If identifying clothing as part of the method seems to be a bridge too far, consider sitting stark naked. Where would you sit, and on what kind of surface? Now expand the range of costume to include work clothes, party dress, military uniform, a medieval suit of armor, deep water diving gear, et cetera. It will become clear that appropriate clothing will support the method, while inappropriate garb will not. Even skinny jeans, the fashion choice of the hip, may cause bunching around the knees, inhibiting circulation and causing discomfort. Whereas spandex may support the necessary flexing of the muscular and skeletal system. In this context it is easy to get a perspective on why the ancient monks preferred to wear robes over the few other choices available to them. But it does not follow that robes are necessarily the best choice for sitting in meditation today.

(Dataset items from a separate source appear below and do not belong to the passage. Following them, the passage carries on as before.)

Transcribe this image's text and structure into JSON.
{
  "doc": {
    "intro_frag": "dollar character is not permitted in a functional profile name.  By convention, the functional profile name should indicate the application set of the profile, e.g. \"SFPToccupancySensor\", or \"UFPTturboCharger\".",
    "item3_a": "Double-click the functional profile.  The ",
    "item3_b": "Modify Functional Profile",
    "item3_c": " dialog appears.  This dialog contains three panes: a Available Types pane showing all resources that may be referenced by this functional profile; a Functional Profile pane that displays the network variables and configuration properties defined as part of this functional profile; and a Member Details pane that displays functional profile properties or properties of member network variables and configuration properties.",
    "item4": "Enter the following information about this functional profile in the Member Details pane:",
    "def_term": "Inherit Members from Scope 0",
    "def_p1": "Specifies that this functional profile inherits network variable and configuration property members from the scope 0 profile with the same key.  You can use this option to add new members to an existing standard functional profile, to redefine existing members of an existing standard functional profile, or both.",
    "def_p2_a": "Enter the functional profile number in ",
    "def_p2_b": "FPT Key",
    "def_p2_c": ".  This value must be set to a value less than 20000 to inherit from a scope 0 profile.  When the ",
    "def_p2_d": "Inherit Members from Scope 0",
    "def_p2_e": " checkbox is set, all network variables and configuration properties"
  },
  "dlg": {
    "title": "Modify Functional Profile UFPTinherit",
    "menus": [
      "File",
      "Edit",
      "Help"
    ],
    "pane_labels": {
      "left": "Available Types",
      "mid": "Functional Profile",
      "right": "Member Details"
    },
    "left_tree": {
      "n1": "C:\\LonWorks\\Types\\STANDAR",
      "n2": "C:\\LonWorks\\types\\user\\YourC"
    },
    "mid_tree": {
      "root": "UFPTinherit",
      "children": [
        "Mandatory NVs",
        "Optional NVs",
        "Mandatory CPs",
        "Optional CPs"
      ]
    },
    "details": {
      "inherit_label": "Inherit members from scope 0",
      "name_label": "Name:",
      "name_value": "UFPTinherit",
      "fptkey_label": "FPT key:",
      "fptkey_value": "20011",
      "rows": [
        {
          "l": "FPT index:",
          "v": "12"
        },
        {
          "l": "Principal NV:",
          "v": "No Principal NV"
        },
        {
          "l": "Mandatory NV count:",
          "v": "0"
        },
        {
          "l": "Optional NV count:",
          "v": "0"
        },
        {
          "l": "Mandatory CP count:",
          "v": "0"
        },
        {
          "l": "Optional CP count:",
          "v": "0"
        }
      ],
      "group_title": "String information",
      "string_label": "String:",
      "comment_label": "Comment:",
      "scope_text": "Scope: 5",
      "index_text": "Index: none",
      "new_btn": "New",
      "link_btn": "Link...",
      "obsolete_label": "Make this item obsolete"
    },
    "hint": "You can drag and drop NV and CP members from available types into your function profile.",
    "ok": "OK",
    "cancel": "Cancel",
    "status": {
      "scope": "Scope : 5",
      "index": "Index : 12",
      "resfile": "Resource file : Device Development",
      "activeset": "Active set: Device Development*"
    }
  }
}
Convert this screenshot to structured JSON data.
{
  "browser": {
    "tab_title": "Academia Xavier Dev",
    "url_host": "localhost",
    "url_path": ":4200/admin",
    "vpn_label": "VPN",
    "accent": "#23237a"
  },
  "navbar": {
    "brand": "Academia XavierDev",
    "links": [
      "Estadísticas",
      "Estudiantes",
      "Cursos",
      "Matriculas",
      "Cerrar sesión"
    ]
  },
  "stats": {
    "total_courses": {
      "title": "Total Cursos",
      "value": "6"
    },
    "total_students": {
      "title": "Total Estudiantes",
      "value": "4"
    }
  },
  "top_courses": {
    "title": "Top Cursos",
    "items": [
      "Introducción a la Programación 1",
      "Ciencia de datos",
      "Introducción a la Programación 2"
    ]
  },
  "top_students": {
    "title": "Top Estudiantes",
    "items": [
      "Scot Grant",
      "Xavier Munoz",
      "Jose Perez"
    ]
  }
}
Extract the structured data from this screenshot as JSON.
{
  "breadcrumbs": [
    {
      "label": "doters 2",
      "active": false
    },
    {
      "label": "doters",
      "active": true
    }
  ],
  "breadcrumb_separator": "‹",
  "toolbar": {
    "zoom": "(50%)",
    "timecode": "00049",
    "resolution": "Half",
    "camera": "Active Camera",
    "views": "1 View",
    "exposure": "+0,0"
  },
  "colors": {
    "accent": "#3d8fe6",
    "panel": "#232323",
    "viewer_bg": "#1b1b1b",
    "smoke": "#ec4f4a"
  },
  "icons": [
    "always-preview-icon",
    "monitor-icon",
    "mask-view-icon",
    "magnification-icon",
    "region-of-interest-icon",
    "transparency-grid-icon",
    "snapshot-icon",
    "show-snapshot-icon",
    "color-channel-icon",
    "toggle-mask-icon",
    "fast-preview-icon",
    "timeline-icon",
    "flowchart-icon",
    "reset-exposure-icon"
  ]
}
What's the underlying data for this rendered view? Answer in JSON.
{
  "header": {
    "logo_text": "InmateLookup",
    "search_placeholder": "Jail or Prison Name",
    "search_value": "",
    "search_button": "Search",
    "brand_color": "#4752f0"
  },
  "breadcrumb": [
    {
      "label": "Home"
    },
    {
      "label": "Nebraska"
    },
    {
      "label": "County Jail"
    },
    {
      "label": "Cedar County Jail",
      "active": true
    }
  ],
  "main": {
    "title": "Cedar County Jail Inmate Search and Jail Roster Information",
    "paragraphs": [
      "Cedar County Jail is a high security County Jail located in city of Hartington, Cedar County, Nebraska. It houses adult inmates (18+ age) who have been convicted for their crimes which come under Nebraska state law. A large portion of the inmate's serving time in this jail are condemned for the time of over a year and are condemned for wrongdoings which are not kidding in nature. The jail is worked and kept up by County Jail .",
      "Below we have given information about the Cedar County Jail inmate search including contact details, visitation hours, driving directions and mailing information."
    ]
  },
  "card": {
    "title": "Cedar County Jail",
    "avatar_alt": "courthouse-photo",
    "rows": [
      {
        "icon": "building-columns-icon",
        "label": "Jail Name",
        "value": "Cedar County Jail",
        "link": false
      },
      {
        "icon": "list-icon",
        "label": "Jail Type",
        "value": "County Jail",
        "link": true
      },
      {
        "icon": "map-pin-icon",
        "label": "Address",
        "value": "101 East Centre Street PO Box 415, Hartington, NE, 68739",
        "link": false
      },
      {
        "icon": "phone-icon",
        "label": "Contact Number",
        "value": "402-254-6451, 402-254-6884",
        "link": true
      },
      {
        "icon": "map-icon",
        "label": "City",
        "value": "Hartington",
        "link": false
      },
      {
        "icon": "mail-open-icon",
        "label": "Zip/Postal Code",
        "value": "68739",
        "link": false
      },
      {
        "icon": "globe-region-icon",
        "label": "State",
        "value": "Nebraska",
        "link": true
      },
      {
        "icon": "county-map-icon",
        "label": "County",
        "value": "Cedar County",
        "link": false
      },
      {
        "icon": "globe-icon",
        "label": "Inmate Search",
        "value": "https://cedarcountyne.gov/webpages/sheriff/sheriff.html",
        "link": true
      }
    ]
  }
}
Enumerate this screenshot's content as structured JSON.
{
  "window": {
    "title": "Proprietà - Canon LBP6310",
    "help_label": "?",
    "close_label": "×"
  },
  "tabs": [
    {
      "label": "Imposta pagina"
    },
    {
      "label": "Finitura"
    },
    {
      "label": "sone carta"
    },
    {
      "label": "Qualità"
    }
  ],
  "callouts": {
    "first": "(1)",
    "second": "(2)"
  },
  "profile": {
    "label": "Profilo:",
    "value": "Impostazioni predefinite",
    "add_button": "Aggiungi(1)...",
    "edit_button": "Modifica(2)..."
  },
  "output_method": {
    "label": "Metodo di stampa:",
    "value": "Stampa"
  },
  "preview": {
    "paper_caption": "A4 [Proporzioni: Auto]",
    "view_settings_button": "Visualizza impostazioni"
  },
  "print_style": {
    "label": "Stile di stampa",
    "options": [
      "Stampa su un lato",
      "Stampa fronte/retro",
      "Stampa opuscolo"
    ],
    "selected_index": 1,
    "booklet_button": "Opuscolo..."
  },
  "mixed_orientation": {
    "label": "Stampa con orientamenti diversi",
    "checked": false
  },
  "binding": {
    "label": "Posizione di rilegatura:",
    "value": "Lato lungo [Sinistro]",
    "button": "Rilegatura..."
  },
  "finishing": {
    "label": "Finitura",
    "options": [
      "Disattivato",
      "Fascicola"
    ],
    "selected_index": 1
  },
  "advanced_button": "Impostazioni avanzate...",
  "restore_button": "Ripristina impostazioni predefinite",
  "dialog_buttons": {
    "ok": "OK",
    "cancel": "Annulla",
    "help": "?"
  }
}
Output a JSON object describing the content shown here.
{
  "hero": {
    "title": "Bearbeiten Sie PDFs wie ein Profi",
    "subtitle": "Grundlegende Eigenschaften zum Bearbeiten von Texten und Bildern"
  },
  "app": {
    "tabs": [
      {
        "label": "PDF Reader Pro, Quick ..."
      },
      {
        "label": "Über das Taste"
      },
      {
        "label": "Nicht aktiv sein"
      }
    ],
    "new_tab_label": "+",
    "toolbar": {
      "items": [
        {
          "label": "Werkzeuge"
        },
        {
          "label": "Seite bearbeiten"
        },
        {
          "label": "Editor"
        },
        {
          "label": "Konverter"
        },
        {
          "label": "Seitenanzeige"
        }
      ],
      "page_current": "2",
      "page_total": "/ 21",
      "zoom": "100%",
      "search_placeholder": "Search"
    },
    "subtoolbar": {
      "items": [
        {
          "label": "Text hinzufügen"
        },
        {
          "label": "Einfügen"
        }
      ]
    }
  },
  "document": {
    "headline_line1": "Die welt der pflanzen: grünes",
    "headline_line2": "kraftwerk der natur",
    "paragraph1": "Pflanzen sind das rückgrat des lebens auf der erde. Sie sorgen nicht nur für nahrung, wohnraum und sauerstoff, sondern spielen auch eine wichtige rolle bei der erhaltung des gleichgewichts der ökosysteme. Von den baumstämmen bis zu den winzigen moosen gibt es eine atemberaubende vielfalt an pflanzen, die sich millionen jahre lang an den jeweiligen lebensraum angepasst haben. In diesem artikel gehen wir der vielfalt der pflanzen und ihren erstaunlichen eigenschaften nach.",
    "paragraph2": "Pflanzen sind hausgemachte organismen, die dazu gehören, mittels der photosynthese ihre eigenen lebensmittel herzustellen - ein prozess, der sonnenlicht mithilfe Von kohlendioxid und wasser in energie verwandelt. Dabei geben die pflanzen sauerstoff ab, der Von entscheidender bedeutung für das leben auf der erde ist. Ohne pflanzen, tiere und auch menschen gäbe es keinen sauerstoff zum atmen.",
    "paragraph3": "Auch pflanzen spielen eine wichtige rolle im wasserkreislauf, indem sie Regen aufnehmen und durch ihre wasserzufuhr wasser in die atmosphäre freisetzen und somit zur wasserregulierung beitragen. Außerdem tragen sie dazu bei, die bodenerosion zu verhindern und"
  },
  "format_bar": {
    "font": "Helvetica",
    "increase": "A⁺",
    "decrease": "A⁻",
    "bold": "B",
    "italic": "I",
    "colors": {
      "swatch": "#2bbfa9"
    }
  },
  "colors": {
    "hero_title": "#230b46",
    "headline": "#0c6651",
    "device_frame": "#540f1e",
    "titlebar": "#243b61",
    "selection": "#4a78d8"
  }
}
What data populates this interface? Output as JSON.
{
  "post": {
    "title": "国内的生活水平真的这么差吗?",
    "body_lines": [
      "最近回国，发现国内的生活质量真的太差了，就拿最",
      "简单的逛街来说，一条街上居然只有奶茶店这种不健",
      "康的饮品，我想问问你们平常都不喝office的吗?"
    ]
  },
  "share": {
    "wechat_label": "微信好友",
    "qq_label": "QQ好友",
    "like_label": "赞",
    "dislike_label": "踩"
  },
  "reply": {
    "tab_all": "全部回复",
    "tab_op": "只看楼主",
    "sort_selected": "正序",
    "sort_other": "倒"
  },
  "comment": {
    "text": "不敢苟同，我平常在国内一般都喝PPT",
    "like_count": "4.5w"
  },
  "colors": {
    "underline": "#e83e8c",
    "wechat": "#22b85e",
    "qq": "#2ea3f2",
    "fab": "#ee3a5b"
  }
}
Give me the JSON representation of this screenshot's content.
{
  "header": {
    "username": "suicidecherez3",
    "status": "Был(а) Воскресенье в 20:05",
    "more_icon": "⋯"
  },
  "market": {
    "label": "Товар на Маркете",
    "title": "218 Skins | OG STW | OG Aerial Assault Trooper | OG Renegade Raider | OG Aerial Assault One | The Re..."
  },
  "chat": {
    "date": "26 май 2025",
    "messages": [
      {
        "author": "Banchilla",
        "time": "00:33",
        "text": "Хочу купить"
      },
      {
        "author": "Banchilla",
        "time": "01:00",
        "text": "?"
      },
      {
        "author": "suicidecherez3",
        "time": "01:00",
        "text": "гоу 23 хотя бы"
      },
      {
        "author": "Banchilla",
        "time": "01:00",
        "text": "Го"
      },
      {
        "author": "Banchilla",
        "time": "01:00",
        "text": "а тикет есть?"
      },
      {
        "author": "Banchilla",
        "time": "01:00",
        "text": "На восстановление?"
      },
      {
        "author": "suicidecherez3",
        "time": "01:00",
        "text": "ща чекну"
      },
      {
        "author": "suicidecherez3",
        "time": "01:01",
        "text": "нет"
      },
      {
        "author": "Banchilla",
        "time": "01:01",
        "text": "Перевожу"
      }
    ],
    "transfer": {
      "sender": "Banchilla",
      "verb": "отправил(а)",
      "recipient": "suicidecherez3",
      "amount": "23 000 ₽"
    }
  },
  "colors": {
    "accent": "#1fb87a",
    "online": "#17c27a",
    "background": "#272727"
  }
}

Take one more simple example. When in zazen, we recommend a specific hand posture (S. mudra). That we refer to it as a mudra does not imbue it with any magical associations. Any hand posture is a mudra, though in Buddha’s India apparently a kind of gestural or sign language, having symbolic significance in iconography, the painted images and statues of various Buddhist figures of bodhisattvas and buddhas. But that is neither here nor there, one of my favorite English expressions. The hand position in zazen may be interpreted as rife with mystical meaning, but I want to consider it as a physical experience instead.
We are encouraged to place the hands palm up, one on top of the other, thumbs lightly touched forming a symmetrical, jewel-like ellipse. The wrists are rested on the thighs with the hands against the lower abdomen, and no stress or strain on the arms, so we do shoulder rolls and flap the elbows out like a chicken flapping its wings, to relax the arms.
Next time you try this, I suggest a kind of mini-koan that you may present to yourself. In principle, the hands and arms should come into balance with gravity, like the rest of the body in zazen. The effort required to sit upright in zazen segues from fidgeting and resistance in the beginning to a kind of equilibrium, or equipoise, or physical samadhi. So the question naturally arises, are my hands already in samadhi, complete balance with gravity, or not? In other words, how heavy are they, actually?
The same query made be made of your head, as you rest it on your pillow at night to sleep. The only way to come to some resolution of this question is to experiment. Try pushing your hands (or your head) down as hard as you can, pressing into the flesh of your thighs (or your pillow). Then lift your hands gently to see where you can definitely tell that you are holding them up, ever so slightly, with muscular support from your forearms. Do this again and again until you can find the midpoint at which you are definitely not holding them up, but also not pushing them down, either. Extend to the rest of your body.
While this may seem another monkey-mind distraction from just sitting, it illustrates the principle, again, that we may think we are sitting still, in perfect balance, when all unbeknownst to us (another favorite), we are actually tensed up, here and there in the posture. This was illustrated dramatically one day at the Zen Buddhist Temple of Chicago, in the 1960s when I had started my tutelage under Matsuoka Roshi. One day in zazen he was doing his rounds checking our postures, when he placed his forefinger, I assume, just under the bump at the back bottom of my skull — called an inion for anyone who cares — and lifted slightly. It was very subtle, but exactly what was needed, what was missing in my posture. He would often say that you “have to work your way through every bone in your body.” And of course, there are a lot of bones in the human body, at last count 206. So get to work.